This week saw a big change of direction for the project. With the higher capacity working memory model completely debugged, I expected the beginning of this week to be data analysis, before moving on to a bigger, better model. But the results we saw made us reconsider our entire approach to the problem of serial recall phenomena.
The working memory content never surpassed two items, even with the theoretical capacity of four. How did this happen? It was due to the probability of spontaneously forgetting any stimulus. Consider the following situation:
At state s, the working memory content consists of [stimulus 2, stimulus 3]. Stimulus 1 is presented, and the agent decides to replace the third item of working memory. To unpack the situation, we can take a look at the possible outcomes and their respective probabilities.
So what are the possible outcomes? Well, any one of the 6 stimuli might be presented next, and there are three possible working memory states: the agent might not forget anything in which case the working memory would contain [stimulus 2, stimulus 3, stimulus 1], or either of the original memories might be forgotten, in which case the working memory would consist of either [stimulus 3, stimulus 1] or [stimulus 2, stimulus 1]. That’s a total of 18 possible outcomes. But, let’s say the probability of the same stimulus being presented twice in a row is 0. Now, we have 15 possible outcomes. The model assumes that each of these scenarios has an equal probability. In this case, the possible outcomes all have a probability of 1/15. This gives a ⅔ chance of having two items in working memory in the next state.
The fact that only two items are ever stored in working memory made it clear that it was time to reevaluate our initial assumptions about memory loss. Especially given the fact that evidence as to whether working memories decay temporally is mixed (Peterson and Peterson 1959; Oberauer, 2008). It could be that memory loss in such tasks is primarily due to replacement. Additionally, as the model is now, you are more likely to forget a given stimulus the longer it is stored in working memory, because of the cumulative effect of forgetting probability at each time step. This is not necessarily reflective of actual properties of working memory. We needed to rethink forgetting probabilities.

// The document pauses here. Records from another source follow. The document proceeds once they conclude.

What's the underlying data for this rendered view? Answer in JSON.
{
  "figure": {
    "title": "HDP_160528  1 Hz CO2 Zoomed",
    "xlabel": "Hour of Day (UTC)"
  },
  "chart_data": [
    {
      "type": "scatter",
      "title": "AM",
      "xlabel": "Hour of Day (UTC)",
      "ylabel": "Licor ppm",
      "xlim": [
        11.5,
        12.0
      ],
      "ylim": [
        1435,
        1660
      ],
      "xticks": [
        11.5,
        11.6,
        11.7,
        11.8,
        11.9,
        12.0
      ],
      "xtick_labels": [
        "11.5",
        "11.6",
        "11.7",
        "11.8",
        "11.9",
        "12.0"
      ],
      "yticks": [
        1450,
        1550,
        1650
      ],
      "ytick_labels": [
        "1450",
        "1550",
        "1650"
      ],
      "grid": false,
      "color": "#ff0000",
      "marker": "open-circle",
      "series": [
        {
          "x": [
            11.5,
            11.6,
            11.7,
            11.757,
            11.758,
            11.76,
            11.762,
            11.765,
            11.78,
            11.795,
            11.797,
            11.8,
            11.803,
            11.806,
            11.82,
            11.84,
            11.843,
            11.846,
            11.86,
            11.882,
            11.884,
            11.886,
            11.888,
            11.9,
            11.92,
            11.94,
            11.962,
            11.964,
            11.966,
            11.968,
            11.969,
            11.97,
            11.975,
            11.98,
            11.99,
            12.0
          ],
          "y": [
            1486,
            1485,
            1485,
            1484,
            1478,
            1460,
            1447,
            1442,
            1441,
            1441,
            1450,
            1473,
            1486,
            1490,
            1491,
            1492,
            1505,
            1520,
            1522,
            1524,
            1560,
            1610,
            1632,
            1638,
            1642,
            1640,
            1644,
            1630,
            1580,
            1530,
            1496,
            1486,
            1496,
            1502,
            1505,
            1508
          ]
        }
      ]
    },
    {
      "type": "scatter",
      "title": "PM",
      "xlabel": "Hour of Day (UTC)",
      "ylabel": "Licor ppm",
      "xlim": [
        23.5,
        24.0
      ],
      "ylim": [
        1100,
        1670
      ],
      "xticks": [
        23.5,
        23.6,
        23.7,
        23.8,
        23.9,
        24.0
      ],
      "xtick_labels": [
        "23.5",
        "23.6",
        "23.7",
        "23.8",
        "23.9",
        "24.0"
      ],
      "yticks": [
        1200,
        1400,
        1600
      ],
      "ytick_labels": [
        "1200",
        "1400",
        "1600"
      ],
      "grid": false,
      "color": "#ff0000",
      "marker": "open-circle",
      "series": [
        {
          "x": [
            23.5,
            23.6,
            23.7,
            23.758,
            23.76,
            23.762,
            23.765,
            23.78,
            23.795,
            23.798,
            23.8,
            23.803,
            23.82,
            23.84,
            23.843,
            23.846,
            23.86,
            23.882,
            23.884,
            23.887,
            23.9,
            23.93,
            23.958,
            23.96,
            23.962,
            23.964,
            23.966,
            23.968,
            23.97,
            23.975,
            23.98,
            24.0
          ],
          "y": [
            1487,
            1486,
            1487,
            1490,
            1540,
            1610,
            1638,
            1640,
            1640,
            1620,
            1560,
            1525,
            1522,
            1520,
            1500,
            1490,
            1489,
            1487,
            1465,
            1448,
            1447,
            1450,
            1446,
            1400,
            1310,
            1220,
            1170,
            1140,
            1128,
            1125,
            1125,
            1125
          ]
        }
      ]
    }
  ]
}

Paul and I arranged a meeting to discuss exactly this. Aside from designing forgetting probabilities to generate the primacy and recency effects, there was no clear way to find logical values. Furthermore, serial recall may not be a fruitful area to apply optimal control theory because the concept of optimizing performance is not meaningful in this context. Success in this task is independent of which memories are retained, because as long as the agent fills its working memory, performance will be the same. It makes more sense, on the other hand, that working memory might be optimized to natural human behaviors like language processing. Phenomena like primacy and recency could be byproducts of an optimal solution to a different task. We were left with two options: moving to a dual store model of working memory, or ditching serial recall tasks and using a more behaviorally relevant task as a model.